Casey lets out a huge sigh. He turns to face the window. The view is spectacular, as always.

“I do love that view. I do love this country. I just wish Sharon could be here. She will be upset that she missed this. You will do what you can to make her feel better, won’t you?”

“I’ll do my best, Casey.”

Casey nods and lets his eyes slip closed. Grady closes his and does what he can to clear his mind. He envisions his white room. He breathes steadily in huge breaths. He wishes he had something to eat to help him focus. He sees the white room and he sees the familiar black dot at the far end and he knows that Casey is there burdened by his sins and is waiting for him.

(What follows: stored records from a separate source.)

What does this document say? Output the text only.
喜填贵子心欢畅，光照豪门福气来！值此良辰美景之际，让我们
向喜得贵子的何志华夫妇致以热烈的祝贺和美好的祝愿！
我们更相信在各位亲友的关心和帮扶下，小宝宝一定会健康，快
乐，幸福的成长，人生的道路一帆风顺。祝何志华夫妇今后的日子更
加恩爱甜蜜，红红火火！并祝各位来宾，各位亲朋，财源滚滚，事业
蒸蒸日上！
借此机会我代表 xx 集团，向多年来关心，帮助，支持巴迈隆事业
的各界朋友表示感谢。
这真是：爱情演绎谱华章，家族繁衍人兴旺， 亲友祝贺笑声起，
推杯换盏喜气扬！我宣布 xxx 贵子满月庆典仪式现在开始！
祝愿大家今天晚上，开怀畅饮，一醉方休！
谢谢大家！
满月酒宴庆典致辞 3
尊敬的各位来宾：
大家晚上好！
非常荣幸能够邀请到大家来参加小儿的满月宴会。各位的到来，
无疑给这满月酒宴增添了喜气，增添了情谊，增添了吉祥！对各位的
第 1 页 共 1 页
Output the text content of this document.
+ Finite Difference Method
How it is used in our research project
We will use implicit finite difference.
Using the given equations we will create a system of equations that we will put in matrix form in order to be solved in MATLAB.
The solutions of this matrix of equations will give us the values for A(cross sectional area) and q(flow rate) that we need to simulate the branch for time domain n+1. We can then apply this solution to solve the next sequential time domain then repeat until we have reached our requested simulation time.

Beside him, in his bed, surrounded by his home and his possession, Casey Libby’s breath falters. He takes in another breath. This one comes out in a ragged sigh. There is a long pause and then another ragged breath comes. Casey lets out a small moan. The breath catches in his throat. His mouth comes open. His eyes stay closed and his chin slowly falls to the side. His breath comes out slowly. There is not another breath for him after that one.

Inside his mind and within the white room where he envisions his power and his abilities Grady stands and faces the blackness at the far end. He extends his arms to either side. The blackness rushes forward toward him with the force of a freight train.